Case Study: Client experiences WebSphere Business Integrator Outage

Project Description

Regional grocery chain (CLIENT) experienced outage in their WebSphere Business Integrator (WBI) application. WBI is no longer supported and the application developer was no longer available.

The Situation

This CLIENT was using an older WebSphere® product, WebSphere Business Integrator (WBI) any they had developed an application called Item Sync (developed by IBM Global). Item Sync was not working properly and the CLIENT needed to take steps to correct.
The application flow is work initiated by vendors and that work is visible in the Vendor Transaction List (VTL) screen.
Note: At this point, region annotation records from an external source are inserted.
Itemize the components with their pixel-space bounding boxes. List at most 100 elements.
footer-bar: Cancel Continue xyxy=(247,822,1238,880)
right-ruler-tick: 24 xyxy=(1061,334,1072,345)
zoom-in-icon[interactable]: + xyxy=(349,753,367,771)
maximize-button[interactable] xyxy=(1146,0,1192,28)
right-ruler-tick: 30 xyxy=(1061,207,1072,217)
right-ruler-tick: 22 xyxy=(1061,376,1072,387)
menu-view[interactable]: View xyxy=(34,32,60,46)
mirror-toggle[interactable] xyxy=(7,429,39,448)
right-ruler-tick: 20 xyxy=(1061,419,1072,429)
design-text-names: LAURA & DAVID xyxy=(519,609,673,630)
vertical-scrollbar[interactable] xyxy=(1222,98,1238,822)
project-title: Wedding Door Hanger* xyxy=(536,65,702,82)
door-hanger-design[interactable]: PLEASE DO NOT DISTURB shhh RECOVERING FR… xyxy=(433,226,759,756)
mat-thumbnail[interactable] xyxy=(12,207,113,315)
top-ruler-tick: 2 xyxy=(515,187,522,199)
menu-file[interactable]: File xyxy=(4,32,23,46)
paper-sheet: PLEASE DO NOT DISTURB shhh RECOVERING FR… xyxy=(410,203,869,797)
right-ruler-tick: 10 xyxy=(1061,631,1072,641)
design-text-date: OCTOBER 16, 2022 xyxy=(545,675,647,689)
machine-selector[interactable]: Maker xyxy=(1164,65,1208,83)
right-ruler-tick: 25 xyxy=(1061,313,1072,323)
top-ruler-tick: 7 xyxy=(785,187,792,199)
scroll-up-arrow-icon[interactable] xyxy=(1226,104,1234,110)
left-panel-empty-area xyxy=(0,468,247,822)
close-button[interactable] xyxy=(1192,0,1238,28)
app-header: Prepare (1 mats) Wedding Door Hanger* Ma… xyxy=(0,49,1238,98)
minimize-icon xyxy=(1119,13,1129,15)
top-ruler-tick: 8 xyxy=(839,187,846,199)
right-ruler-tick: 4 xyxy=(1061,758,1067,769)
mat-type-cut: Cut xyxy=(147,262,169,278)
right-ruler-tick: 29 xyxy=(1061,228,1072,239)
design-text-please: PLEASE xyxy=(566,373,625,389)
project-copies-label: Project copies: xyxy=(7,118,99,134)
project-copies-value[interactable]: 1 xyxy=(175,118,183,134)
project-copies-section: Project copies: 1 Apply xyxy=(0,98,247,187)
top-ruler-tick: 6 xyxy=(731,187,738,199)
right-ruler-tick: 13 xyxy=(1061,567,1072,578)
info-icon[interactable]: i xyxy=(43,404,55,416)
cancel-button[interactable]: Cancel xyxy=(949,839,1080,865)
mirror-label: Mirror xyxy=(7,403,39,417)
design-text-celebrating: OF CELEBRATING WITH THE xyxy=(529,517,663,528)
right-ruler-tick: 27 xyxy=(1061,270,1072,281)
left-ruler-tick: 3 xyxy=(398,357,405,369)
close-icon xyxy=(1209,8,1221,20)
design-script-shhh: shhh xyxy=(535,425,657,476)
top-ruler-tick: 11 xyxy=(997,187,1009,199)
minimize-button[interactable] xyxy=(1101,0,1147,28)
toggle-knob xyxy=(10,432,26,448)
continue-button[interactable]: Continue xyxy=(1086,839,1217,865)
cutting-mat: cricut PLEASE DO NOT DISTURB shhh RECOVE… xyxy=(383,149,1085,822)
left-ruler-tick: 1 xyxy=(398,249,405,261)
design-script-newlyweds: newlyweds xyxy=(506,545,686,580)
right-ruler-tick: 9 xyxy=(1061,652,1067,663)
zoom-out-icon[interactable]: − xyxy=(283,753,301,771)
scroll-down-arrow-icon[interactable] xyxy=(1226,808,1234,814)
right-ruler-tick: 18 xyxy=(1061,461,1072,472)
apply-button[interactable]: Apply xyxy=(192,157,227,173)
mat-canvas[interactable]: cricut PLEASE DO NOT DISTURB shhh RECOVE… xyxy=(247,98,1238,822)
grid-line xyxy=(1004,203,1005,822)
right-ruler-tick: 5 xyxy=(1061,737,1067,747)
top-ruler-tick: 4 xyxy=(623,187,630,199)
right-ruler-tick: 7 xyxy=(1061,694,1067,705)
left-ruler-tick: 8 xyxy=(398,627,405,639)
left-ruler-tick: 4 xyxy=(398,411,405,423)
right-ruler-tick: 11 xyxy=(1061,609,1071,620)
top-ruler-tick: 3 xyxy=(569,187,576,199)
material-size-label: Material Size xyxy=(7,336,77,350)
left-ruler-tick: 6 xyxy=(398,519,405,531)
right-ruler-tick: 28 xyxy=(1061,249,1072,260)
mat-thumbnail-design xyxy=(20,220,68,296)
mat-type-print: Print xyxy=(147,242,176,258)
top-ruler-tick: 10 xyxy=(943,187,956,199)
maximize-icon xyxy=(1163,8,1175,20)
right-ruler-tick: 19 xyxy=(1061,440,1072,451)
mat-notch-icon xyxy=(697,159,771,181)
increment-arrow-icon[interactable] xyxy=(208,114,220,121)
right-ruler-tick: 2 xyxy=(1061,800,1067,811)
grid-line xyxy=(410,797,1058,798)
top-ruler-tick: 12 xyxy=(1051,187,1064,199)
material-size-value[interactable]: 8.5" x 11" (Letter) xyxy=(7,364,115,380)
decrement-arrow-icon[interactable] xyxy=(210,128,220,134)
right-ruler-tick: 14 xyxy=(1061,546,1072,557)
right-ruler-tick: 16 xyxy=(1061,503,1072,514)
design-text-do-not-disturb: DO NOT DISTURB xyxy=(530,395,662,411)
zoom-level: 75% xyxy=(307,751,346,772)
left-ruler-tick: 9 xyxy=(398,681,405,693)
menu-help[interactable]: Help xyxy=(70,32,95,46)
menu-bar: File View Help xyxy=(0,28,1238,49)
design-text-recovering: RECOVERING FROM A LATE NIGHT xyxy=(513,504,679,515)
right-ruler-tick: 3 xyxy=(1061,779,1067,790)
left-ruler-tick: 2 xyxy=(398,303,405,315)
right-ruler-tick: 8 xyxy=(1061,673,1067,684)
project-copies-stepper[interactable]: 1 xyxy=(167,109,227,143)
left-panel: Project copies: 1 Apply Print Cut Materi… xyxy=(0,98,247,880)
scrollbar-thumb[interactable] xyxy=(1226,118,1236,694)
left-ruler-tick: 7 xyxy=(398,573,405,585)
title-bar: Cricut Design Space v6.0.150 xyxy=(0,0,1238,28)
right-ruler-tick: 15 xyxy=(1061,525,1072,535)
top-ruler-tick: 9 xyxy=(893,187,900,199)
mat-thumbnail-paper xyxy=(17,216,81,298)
The WBI application is responsible for routing the work to the next step in the approval process. This routing was not occurring and was part of the overall problems.
The other side of the problem was that the sync application MQ Archive queue filled up. Because it was filled up, it was not accepting new messages. The initial corrective steps taken by the customer was to purge the archive queue. They then proceeded to reboot the WBI server; the MQ collectors were verified as active and in their correct state and sequence. New work was then being seen in the VTL screen, but it was not being seen in the next step.

The Response

One week earlier the CLIENT had experienced problems when its archive queue became full and workflow process was not working. They proceeded to purge the queue, which included all messages. As these messages were not persistent the messages had not been logged and were therefore lost.
As part of the initial response the CLIENT proceeded to reboot the WBI server and the MQ collectors were verified as running in their correct state and sequence.
A conference call between TxMQ and the CLIENT was conducted. During this call, in addition to hearing the issue, TxMQ’s consultant also made a recommendation to restore the backed up configuration and determine if the connectivity for the workflow processing would begin working. During this call the recommendation was made to begin using the native MQ alerts which provide an early warning system in the event of problem like queue filling.
The same evening after the conclusion of the conference call, the CLIENT proceeded to restore the configuration, which included MQ, connectors and WBI. The CLIENT then tested the environment by bringing up the environment and testing. The environment came up and was operational.
The Queue depth on the archive queue had also been expanded so that the issue with the archive queue filling would not happen again.
The next morning, the CLIENT and TxMQ reconvened. The current situation had been noted and the last steps included recreating the messages deleted from the archive queue. The customer was looking for TxMQ to help recreate the lost application messages. Unfortunately since TxMQ was unfamiliar with the application schema and process, the restore for the application messages would be better left to the business owners.

The Results

In this scenario, queues should not be purged in an overflow condition. The correct action to would have been to copy the messages to a backup queue or file system to be replayed later.
Before steps were taken to partially initiate a fix, care should have gone into making sure that it was a complete fix that would work.